Дед Влас повернулся к отцу, сказал:
– Вот что, Матвей. Иду с вами, решил. Вот только как переть это все? Бросать никак нельзя. Тут у меня глянь-ка чего, – он открыл сундук, и они обомлели – там ровными рядами лежали мешочки с дробью, порохом, гильзами. Отдельной стопкой стояли коробки со снаряженными патронами к берданке. Отец поднял изумленные глаза:
– Влас Микитич, тут же цельный арсенал. И винтовка есть?
– Есть, как не быть. И не только винтовка. Так как увозить будем?
Отец отошел немного от удивления, ответил:
– Да просто, Влас Микитич. Завтра сюда подводы пойдут за дровами, да несколько коней за бревнами. Ну и для тебя и твоего добра телегу пригоним. Собирай пока. Матвей сегодня у тебя останется, поможет. А я к нашим пошел. Надо им рассказать, сколько чего вывозить будем, да и спланировать, как и что.

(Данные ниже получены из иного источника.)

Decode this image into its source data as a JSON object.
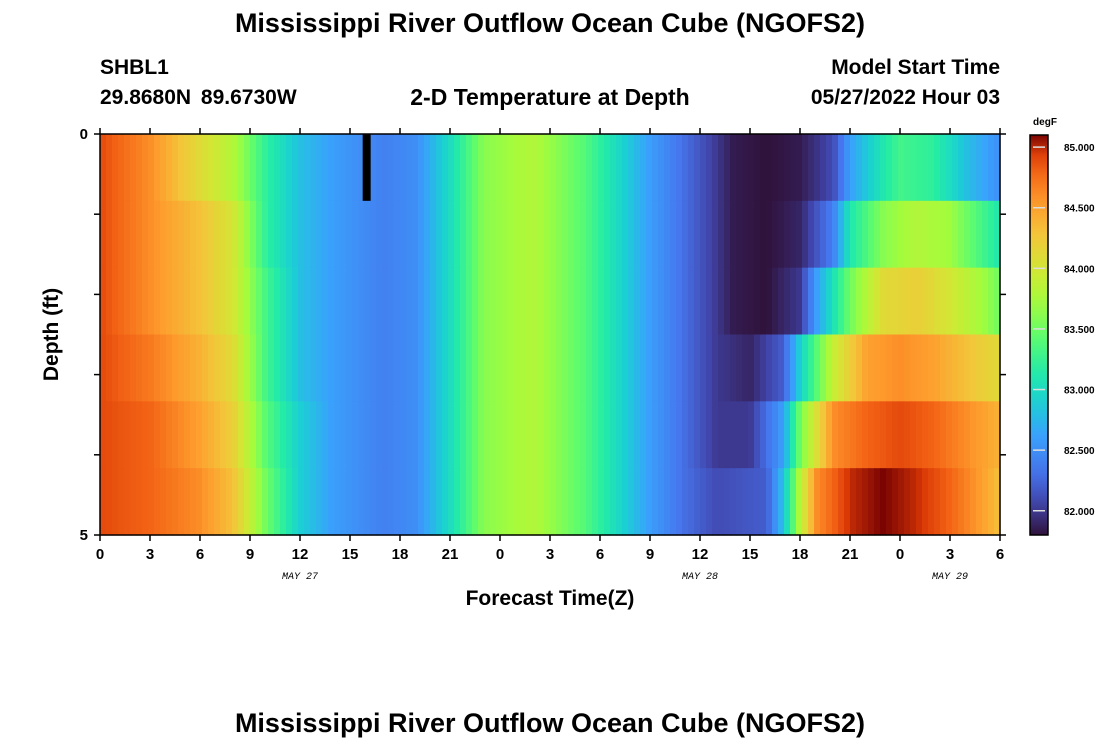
{
  "header": {
    "title": "Mississippi River Outflow Ocean Cube (NGOFS2)",
    "station": "SHBL1",
    "coords": "29.8680N  89.6730W",
    "plot_title": "2-D Temperature at Depth",
    "model_start_label": "Model Start Time",
    "model_start_value": "05/27/2022 Hour 03"
  },
  "footer": {
    "title": "Mississippi River Outflow Ocean Cube (NGOFS2)"
  },
  "chart_data": {
    "type": "heatmap",
    "title": "2-D Temperature at Depth",
    "xlabel": "Forecast Time(Z)",
    "ylabel": "Depth (ft)",
    "x_start": "05/27/2022 Hour 00",
    "x_hours_range": [
      0,
      54
    ],
    "x_tick_labels": [
      "0",
      "3",
      "6",
      "9",
      "12",
      "15",
      "18",
      "21",
      "0",
      "3",
      "6",
      "9",
      "12",
      "15",
      "18",
      "21",
      "0",
      "3",
      "6"
    ],
    "date_labels": [
      {
        "label": "MAY 27",
        "hour": 12
      },
      {
        "label": "MAY 28",
        "hour": 36
      },
      {
        "label": "MAY 29",
        "hour": 51
      }
    ],
    "y_range": [
      0,
      5
    ],
    "y_tick_labels": [
      "0",
      "5"
    ],
    "depth_layers": [
      0,
      1,
      2,
      3,
      4,
      5
    ],
    "colorbar": {
      "unit": "degF",
      "range": [
        81.8,
        85.1
      ],
      "tick_values": [
        82.0,
        82.5,
        83.0,
        83.5,
        84.0,
        84.5,
        85.0
      ],
      "tick_labels": [
        "82.000",
        "82.500",
        "83.000",
        "83.500",
        "84.000",
        "84.500",
        "85.000"
      ]
    },
    "missing_data_hour": 16,
    "profiles": [
      {
        "depth": 0,
        "points": [
          [
            0,
            84.9
          ],
          [
            3,
            84.6
          ],
          [
            6,
            84.1
          ],
          [
            8,
            83.8
          ],
          [
            10,
            83.2
          ],
          [
            12,
            82.8
          ],
          [
            14,
            82.6
          ],
          [
            17,
            82.4
          ],
          [
            19,
            82.5
          ],
          [
            21,
            83.0
          ],
          [
            23,
            83.6
          ],
          [
            26,
            83.8
          ],
          [
            29,
            83.4
          ],
          [
            31,
            83.0
          ],
          [
            33,
            82.6
          ],
          [
            35,
            82.3
          ],
          [
            37,
            82.0
          ],
          [
            38,
            81.85
          ],
          [
            40,
            81.8
          ],
          [
            42,
            81.85
          ],
          [
            44,
            82.1
          ],
          [
            45,
            82.6
          ],
          [
            47,
            83.1
          ],
          [
            48,
            83.3
          ],
          [
            50,
            83.2
          ],
          [
            52,
            82.8
          ],
          [
            54,
            82.5
          ]
        ]
      },
      {
        "depth": 1,
        "points": [
          [
            0,
            84.9
          ],
          [
            3,
            84.6
          ],
          [
            6,
            84.3
          ],
          [
            8,
            84.0
          ],
          [
            10,
            83.2
          ],
          [
            12,
            82.8
          ],
          [
            14,
            82.6
          ],
          [
            17,
            82.4
          ],
          [
            19,
            82.5
          ],
          [
            21,
            83.0
          ],
          [
            23,
            83.6
          ],
          [
            26,
            83.8
          ],
          [
            29,
            83.4
          ],
          [
            31,
            83.0
          ],
          [
            33,
            82.6
          ],
          [
            35,
            82.3
          ],
          [
            37,
            82.0
          ],
          [
            38,
            81.85
          ],
          [
            40,
            81.8
          ],
          [
            42,
            81.9
          ],
          [
            44,
            82.4
          ],
          [
            45,
            83.1
          ],
          [
            47,
            83.6
          ],
          [
            49,
            83.8
          ],
          [
            51,
            83.7
          ],
          [
            53,
            83.3
          ],
          [
            54,
            83.1
          ]
        ]
      },
      {
        "depth": 2,
        "points": [
          [
            0,
            84.9
          ],
          [
            3,
            84.6
          ],
          [
            6,
            84.3
          ],
          [
            8,
            84.0
          ],
          [
            10,
            83.3
          ],
          [
            12,
            82.8
          ],
          [
            14,
            82.6
          ],
          [
            17,
            82.4
          ],
          [
            19,
            82.5
          ],
          [
            21,
            83.0
          ],
          [
            23,
            83.6
          ],
          [
            26,
            83.8
          ],
          [
            29,
            83.4
          ],
          [
            31,
            83.0
          ],
          [
            33,
            82.6
          ],
          [
            35,
            82.3
          ],
          [
            37,
            82.0
          ],
          [
            38,
            81.85
          ],
          [
            40,
            81.8
          ],
          [
            42,
            82.0
          ],
          [
            43,
            82.6
          ],
          [
            45,
            83.5
          ],
          [
            47,
            84.1
          ],
          [
            49,
            84.2
          ],
          [
            51,
            84.0
          ],
          [
            53,
            83.7
          ],
          [
            54,
            83.5
          ]
        ]
      },
      {
        "depth": 3,
        "points": [
          [
            0,
            84.9
          ],
          [
            3,
            84.7
          ],
          [
            6,
            84.4
          ],
          [
            8,
            84.1
          ],
          [
            10,
            83.3
          ],
          [
            12,
            82.8
          ],
          [
            14,
            82.6
          ],
          [
            17,
            82.4
          ],
          [
            19,
            82.5
          ],
          [
            21,
            83.0
          ],
          [
            23,
            83.6
          ],
          [
            26,
            83.8
          ],
          [
            29,
            83.4
          ],
          [
            31,
            83.0
          ],
          [
            33,
            82.6
          ],
          [
            35,
            82.3
          ],
          [
            37,
            82.0
          ],
          [
            39,
            81.9
          ],
          [
            41,
            82.2
          ],
          [
            42,
            82.9
          ],
          [
            44,
            83.9
          ],
          [
            46,
            84.5
          ],
          [
            48,
            84.6
          ],
          [
            50,
            84.5
          ],
          [
            52,
            84.3
          ],
          [
            54,
            84.1
          ]
        ]
      },
      {
        "depth": 4,
        "points": [
          [
            0,
            84.9
          ],
          [
            3,
            84.8
          ],
          [
            6,
            84.5
          ],
          [
            8,
            84.2
          ],
          [
            10,
            83.4
          ],
          [
            12,
            82.9
          ],
          [
            14,
            82.6
          ],
          [
            17,
            82.4
          ],
          [
            19,
            82.5
          ],
          [
            21,
            83.0
          ],
          [
            23,
            83.6
          ],
          [
            26,
            83.8
          ],
          [
            29,
            83.4
          ],
          [
            31,
            83.0
          ],
          [
            33,
            82.6
          ],
          [
            35,
            82.3
          ],
          [
            37,
            82.0
          ],
          [
            39,
            82.0
          ],
          [
            41,
            82.6
          ],
          [
            42,
            83.5
          ],
          [
            44,
            84.6
          ],
          [
            46,
            84.8
          ],
          [
            48,
            84.9
          ],
          [
            50,
            84.8
          ],
          [
            52,
            84.6
          ],
          [
            54,
            84.4
          ]
        ]
      },
      {
        "depth": 5,
        "points": [
          [
            0,
            84.9
          ],
          [
            3,
            84.8
          ],
          [
            6,
            84.6
          ],
          [
            8,
            84.3
          ],
          [
            10,
            83.5
          ],
          [
            12,
            82.9
          ],
          [
            14,
            82.6
          ],
          [
            17,
            82.4
          ],
          [
            19,
            82.5
          ],
          [
            21,
            83.0
          ],
          [
            23,
            83.6
          ],
          [
            26,
            83.8
          ],
          [
            29,
            83.4
          ],
          [
            31,
            83.0
          ],
          [
            33,
            82.6
          ],
          [
            35,
            82.3
          ],
          [
            37,
            82.1
          ],
          [
            40,
            82.2
          ],
          [
            41,
            82.8
          ],
          [
            42,
            83.8
          ],
          [
            43,
            84.6
          ],
          [
            45,
            85.0
          ],
          [
            47,
            85.1
          ],
          [
            49,
            85.0
          ],
          [
            51,
            84.8
          ],
          [
            53,
            84.5
          ],
          [
            54,
            84.3
          ]
        ]
      }
    ]
  }
}
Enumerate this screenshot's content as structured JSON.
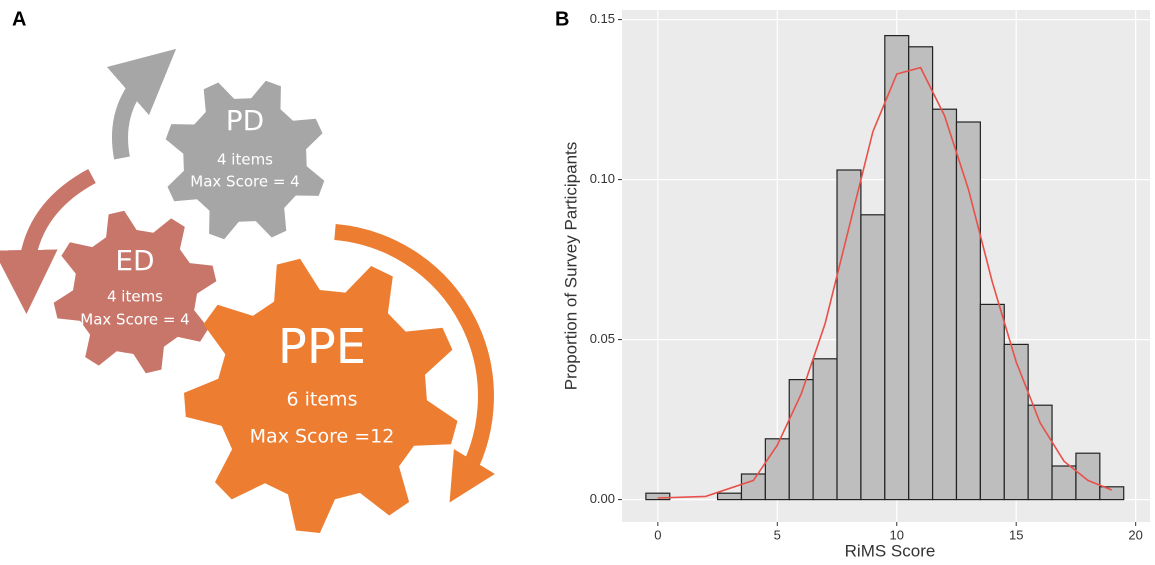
{
  "panels": {
    "a": "A",
    "b": "B"
  },
  "diagram": {
    "gears": [
      {
        "name": "PD",
        "items": "4 items",
        "max": "Max Score = 4"
      },
      {
        "name": "ED",
        "items": "4 items",
        "max": "Max Score = 4"
      },
      {
        "name": "PPE",
        "items": "6 items",
        "max": "Max Score =12"
      }
    ]
  },
  "chart_data": {
    "type": "histogram",
    "x_label": "RiMS Score",
    "y_label": "Proportion of Survey Participants",
    "bins": [
      -0.5,
      0.5,
      1.5,
      2.5,
      3.5,
      4.5,
      5.5,
      6.5,
      7.5,
      8.5,
      9.5,
      10.5,
      11.5,
      12.5,
      13.5,
      14.5,
      15.5,
      16.5,
      17.5,
      18.5,
      19.5
    ],
    "values": [
      0.002,
      0,
      0,
      0.002,
      0.008,
      0.019,
      0.0375,
      0.044,
      0.103,
      0.089,
      0.145,
      0.1415,
      0.122,
      0.118,
      0.061,
      0.0485,
      0.0295,
      0.0105,
      0.0145,
      0.004
    ],
    "color": "#bebebe",
    "density": {
      "color": "#e8514a",
      "x": [
        0,
        2,
        4,
        5,
        6,
        7,
        8,
        9,
        10,
        11,
        12,
        13,
        14,
        15,
        16,
        17,
        18,
        19
      ],
      "values": [
        0.0005,
        0.001,
        0.006,
        0.017,
        0.033,
        0.055,
        0.085,
        0.115,
        0.133,
        0.135,
        0.12,
        0.097,
        0.068,
        0.043,
        0.024,
        0.012,
        0.006,
        0.003
      ]
    },
    "xlim": [
      -1.5,
      20.6
    ],
    "ylim": [
      -0.007,
      0.153
    ],
    "xticks": [
      0,
      5,
      10,
      15,
      20
    ],
    "yticks": [
      {
        "value": 0,
        "label": "0.00"
      },
      {
        "value": 0.05,
        "label": "0.05"
      },
      {
        "value": 0.1,
        "label": "0.10"
      },
      {
        "value": 0.15,
        "label": "0.15"
      }
    ]
  }
}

На том и порешили. Это была самая странная ночевка в жизни Матвея. До полночи они с дедом Власом собирали и увязывали его пожитки. С ненужными вещами Влас Микитич расставался легко, отставляя их в сторону. Понимал, что много в тайгу не увезешь. И все же набралось достаточно, за долгую жизнь он сумел накопить прилично добра. Главным его богатством были рыбацкие принадлежности и оружие с боеприпасом, да оставшиеся вышитые женой косоворотки. Остальное – постольку—поскольку. Но оставлять лиходеям хоть что-то полезное он не хотел, поэтому собирали все. Отставленные в сторону ненужные лично ему вещи они потом еще раз осмотрели, забрав то, что может пригодиться другим. Остальное вынесли за ворота и сожгли в большом костре. Остатки каких-то тряпок догорали в огне, а Влас Микитич сидел на бревнышке и смотрел в огонь, прощаясь с прошедшим. Матвей не мешал, не лез с разговорами. Дед Влас заговорил сам, все так же глядя в огонь:
– Родился я, Матвей Матвеич, в этой самой деревне, давно родился. Десять годов мне было, когда в стране крепостину отменили. Помню, отец с мамкой все собирались тогда куда-то перебираться. А потом остались, не поехали. Братьев у меня было аж семь человек, да две сестренки. Пригожие такие, Авдотья да Агафья. Беленькие обе, ровно пшеничные волосы, косы толстенные, глазищи такие… Помню, Агашка как-то сбила подойник с молоком. Молоко по двору растеклось, мамка руками всплеснула. А Агашка стоит, кулачонки к груди прижала и глазищи свои на мамку подняла. А в них слеза закипает… и мамка даже ругаться не стала. Такая Агашка как ангелок стояла, у мамки рука не поднялась. Братья выросли да разошлись кто куда. Младшой, Петро, так вообще до Ново-Николаевска дошел. Работает там где-то, а где не ведаю. Мамка с отцом померли давно, а я вот остался. Сына родили мы с моей Машей, да померла она. Простыла и не выходили ее бабки. Сын вырос и в Бийск подался, ну да то ты знаешь. Живу сычом, думал уж помирать, а оно вон вишь как повернулось. Поскрипим еще чутка.
Матвей решился прервать рассказ:
– Влас Микитич, а патронов у тебя столько откуда? И прочего всякого?